G.L.ピース: ジャックナイフ-レディラブド ( G.L.Pease: JackKnife - ready rubbed )
いつもコメントをいただいてるtango6さんとmifuneさんは試しずみで、おいしい! と教えていただいたのでさっそく注文した。プラグとレディラブドがあり、本来ならプラグを買いたいところだが、ぼくはものぐさだから吸うたびにナイフで削るのはいかにもめんどう。三日坊主でオクラになりそうなのでレディラブドにした。
このたばこはバージニア葉とケンタッキー葉をミックスせず、それぞれの層にわけてプレスする手のこんだ作りである。ぼくが買ったレディラブドだとわかりずらいがブラグならはっきりその層が区別できるはずである。
吸ってみると、ああ、やはりこれは逸品だった。青臭さののこるバージニア味がしっかり、プラスしてケンタッキーのやや樹木の皮のような硬質の味もしっかり。それが、ふしぎな体験なのだが、混じってくるというより別々にくる感じがした。しかしこれはほんの吸いはじめで、少しするといわば第三の味といいたい別種の味がくる。これについてはちょっと言葉で書きづらいのだが、平らな感じでややチョコレート風味、少し乾いている。あいかわらずバージニア味はあるしケンタッキーは香りとしてのこっているところにくわえてこれがくるのだ。
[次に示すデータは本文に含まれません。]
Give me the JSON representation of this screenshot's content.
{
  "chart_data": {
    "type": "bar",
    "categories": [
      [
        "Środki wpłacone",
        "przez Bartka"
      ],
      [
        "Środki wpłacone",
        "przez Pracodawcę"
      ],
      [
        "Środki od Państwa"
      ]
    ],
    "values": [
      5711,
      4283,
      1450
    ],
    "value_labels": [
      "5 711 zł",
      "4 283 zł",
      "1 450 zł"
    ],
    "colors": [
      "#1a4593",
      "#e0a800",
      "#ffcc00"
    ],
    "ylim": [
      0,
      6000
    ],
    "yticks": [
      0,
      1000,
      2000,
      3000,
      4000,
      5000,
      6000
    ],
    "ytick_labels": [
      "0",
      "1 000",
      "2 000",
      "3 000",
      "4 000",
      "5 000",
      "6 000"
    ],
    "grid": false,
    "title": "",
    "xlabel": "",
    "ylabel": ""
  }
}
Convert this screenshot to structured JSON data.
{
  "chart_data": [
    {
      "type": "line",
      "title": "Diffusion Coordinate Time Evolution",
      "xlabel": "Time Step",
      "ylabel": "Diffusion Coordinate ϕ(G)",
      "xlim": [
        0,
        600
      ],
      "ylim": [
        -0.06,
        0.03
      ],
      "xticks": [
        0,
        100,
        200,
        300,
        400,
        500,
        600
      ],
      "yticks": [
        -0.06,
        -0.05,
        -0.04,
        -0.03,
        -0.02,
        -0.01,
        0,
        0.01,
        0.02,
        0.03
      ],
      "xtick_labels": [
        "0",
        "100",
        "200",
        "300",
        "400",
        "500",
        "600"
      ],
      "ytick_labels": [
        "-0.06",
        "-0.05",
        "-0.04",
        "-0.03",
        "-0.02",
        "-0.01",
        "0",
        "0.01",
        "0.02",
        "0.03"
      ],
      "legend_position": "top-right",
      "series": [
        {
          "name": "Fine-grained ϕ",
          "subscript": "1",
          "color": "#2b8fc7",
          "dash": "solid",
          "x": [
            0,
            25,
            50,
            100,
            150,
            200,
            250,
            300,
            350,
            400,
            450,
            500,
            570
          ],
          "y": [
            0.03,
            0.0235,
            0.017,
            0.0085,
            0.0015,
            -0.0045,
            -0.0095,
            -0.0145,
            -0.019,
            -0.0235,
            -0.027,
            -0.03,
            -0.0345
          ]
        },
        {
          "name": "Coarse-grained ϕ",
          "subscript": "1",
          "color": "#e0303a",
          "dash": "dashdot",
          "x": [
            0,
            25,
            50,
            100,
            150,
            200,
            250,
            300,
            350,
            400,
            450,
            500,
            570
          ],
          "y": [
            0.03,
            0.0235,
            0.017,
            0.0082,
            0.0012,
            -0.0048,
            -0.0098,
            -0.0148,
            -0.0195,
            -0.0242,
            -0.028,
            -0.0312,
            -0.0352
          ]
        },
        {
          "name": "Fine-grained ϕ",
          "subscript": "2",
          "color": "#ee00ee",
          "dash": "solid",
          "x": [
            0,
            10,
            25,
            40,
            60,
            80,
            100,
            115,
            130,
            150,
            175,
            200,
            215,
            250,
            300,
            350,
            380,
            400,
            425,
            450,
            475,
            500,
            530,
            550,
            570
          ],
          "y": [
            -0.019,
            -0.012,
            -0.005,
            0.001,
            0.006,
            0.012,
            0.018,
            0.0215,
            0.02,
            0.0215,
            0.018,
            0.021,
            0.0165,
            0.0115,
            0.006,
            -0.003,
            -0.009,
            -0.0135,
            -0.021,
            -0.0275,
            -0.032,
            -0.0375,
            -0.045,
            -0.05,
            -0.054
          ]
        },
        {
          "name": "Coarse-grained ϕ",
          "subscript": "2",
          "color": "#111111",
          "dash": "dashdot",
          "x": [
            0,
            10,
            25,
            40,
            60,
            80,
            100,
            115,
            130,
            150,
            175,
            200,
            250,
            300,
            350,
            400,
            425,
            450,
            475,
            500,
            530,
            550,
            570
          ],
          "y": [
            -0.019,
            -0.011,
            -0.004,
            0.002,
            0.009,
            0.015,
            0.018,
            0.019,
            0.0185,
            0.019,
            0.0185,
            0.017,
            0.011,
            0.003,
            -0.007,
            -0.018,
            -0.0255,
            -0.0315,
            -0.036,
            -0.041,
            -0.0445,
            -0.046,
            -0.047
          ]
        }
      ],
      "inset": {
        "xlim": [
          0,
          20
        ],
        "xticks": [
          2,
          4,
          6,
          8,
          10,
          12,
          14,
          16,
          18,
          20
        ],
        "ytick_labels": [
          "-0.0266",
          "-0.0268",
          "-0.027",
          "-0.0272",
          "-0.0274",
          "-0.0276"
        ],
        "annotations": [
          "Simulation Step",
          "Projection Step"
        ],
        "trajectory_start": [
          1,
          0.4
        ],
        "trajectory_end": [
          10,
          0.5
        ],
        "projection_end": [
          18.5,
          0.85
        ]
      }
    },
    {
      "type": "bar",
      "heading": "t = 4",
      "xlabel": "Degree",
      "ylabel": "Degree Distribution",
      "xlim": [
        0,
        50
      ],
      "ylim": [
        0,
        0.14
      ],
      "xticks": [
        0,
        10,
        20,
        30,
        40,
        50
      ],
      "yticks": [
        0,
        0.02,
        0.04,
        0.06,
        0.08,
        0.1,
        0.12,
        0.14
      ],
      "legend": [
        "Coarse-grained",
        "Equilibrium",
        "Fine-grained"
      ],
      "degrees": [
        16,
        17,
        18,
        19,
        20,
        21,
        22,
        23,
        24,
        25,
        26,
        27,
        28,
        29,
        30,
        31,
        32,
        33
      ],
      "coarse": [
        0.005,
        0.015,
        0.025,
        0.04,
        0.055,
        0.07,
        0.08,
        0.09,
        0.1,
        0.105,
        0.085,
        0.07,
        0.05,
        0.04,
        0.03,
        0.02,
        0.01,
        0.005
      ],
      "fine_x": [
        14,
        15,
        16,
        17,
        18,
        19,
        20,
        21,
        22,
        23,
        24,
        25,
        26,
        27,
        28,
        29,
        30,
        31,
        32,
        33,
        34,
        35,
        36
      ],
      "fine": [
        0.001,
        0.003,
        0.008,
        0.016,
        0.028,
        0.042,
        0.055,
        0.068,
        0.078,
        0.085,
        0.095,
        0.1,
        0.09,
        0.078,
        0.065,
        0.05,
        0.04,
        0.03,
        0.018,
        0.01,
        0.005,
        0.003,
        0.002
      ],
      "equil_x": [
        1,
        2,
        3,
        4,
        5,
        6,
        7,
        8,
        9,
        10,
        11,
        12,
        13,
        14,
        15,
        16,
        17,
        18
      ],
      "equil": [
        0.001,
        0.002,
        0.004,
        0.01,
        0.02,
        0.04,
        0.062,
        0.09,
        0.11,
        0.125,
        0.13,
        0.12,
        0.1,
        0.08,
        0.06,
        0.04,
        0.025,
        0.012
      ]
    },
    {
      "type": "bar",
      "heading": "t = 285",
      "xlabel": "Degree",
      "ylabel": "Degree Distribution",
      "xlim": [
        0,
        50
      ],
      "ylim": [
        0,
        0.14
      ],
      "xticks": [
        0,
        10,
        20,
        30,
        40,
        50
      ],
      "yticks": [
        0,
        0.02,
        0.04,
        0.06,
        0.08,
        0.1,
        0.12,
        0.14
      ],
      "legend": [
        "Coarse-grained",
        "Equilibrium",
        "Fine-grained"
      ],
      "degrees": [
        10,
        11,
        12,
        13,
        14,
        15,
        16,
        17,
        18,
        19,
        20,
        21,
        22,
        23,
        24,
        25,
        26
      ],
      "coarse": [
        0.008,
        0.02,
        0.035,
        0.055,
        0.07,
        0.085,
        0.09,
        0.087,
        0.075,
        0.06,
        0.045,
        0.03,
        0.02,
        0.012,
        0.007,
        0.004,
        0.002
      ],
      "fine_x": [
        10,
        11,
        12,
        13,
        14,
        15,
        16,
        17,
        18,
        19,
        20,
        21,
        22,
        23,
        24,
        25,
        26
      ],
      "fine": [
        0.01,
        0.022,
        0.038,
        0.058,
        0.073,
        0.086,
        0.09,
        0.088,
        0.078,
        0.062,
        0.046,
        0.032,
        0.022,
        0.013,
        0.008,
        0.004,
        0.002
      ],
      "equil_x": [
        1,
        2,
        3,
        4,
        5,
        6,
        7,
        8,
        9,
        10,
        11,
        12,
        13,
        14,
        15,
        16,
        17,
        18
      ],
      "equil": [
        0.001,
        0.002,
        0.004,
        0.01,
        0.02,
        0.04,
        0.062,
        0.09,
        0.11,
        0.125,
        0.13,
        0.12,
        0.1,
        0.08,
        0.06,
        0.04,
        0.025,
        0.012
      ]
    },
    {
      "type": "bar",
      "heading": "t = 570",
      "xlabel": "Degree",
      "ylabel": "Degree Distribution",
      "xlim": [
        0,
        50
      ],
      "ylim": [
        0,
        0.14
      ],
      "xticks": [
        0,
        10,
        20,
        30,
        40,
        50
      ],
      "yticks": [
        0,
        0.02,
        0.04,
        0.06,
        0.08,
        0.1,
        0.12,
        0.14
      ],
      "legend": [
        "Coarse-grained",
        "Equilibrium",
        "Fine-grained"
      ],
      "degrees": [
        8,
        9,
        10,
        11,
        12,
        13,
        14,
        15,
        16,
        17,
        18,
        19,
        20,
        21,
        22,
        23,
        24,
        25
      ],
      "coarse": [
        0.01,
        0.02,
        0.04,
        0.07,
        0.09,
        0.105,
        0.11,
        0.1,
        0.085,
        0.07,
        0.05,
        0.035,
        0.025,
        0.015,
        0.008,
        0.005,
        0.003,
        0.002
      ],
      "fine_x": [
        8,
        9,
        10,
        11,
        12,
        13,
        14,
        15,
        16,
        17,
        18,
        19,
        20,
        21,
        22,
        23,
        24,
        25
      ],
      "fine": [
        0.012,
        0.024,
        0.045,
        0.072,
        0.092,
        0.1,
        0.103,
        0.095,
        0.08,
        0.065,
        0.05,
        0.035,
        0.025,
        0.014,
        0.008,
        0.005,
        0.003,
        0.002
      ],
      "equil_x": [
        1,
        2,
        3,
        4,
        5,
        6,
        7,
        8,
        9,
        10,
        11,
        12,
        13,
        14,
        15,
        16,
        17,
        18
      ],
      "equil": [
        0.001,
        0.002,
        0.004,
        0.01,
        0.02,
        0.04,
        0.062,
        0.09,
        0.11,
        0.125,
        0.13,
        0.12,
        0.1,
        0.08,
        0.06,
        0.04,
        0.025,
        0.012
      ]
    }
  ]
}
これはぼくは初めての感覚だった。何なのだろうと、G.L.ビース自身によるこのたばこの説明を読んでみるとこんな一節があってなるほどとうなづけた。
「ほかの製造業者ならブレスする前に葉を混ぜてしまうだろうが、私がケンタッキー葉とバージニア葉を別々の層にしたのは見ためがおもしろいからではない。私が考えたのは、二つの葉の持ち味が喫煙者の口内ではじめてまじりあうことで、あらかじめ混ぜてしまうのとは違う。このやり方は、作るのはむつかしいが、結果は歴然としていると思う。」
納得する。第三の味と書いたのがつまり「喫煙者の口内ではじめてまじりあう」ことで生まれた味だった。
一方、ピース版ジャックナイフは無着香たばこである。このあたりは純粋主義者のG.L.ピースらしい配慮だ。その結果、ジャックナイフでは、バージニア、ケンタッキー、第三の味、それぞれがたのしめる奥深い味わいになったのがハインリヒ版は(もとをたどればオーリック版というべきだろうが)過程はとばして「喫煙者の口内ではじめてまじりあう」味にだけ注目し、それをさらに着香して強調した。それが「売り」の商品に仕立てたわけである。
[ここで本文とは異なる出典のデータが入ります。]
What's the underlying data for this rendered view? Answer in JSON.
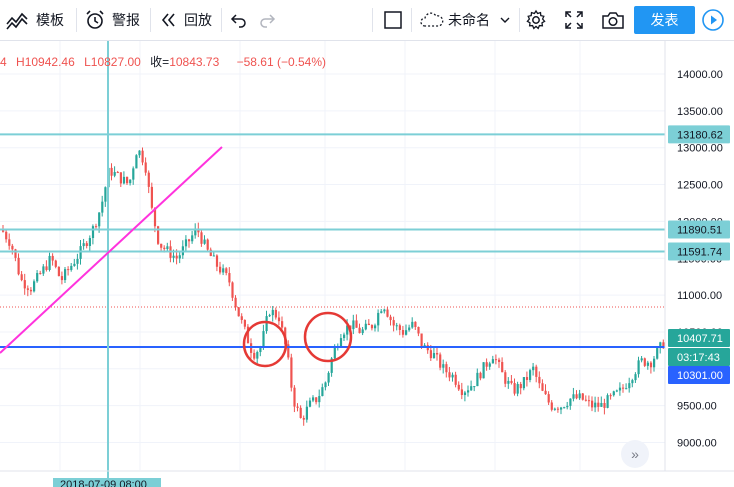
{
  "toolbar": {
    "template_label": "模板",
    "alert_label": "警报",
    "replay_label": "回放",
    "layout_name": "未命名",
    "publish_label": "发表"
  },
  "ohlc": {
    "open_fragment": "4",
    "high": "H10942.46",
    "low": "L10827.00",
    "close_label": "收=",
    "close_value": "10843.73",
    "change": "−58.61 (−0.54%)"
  },
  "price_axis": {
    "ticks": [
      "14000.00",
      "13500.00",
      "13000.00",
      "12500.00",
      "12000.00",
      "11500.00",
      "11000.00",
      "10500.00",
      "10000.00",
      "9500.00",
      "9000.00"
    ],
    "labels": [
      {
        "text": "13180.62",
        "value": 13180.62,
        "kind": "hline"
      },
      {
        "text": "11890.51",
        "value": 11890.51,
        "kind": "hline"
      },
      {
        "text": "11591.74",
        "value": 11591.74,
        "kind": "hline"
      },
      {
        "text": "10407.71",
        "value": 10407.71,
        "kind": "last"
      },
      {
        "text": "03:17:43",
        "value": 10301.0,
        "kind": "timer"
      },
      {
        "text": "10301.00",
        "value": 10301.0,
        "kind": "hline-blue"
      }
    ]
  },
  "time_axis": {
    "crosshair_label": "2018-07-09   08:00"
  },
  "colors": {
    "up": "#26a69a",
    "down": "#ef5350",
    "hline": "#7ccfd6",
    "blue_line": "#2962ff",
    "trend": "#ff33dd",
    "circle": "#e53935"
  }
}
ぼくは単純にハインリヒ版ダークストロングフレークをおいしいと感じ、100g缶をあっという間に吸いきってしまった。それはこの商品性が的を射たわけである。それに比べるとピース版はややくろうと向け、というところだろうか。
しかしこの2層にわけてプレスするアイディアはいつ頃からあったものなのだろうか。G.L.ピースのジャックナイフは発売が昨年だがハインリヒ版の前身、オーリック版はかなり前から市場にでていたようだからそもそものアイディアは昔からあったものじゃないかとも思う。そのあたりはぼくにはわからない。
でも、ぼくはハインリヒ版のヨーロッパの老練なプロの手になるお菓子味も好きだし、ピース版ジャックナイフのやや学生の卒業論文めいた底深い味も好きだ。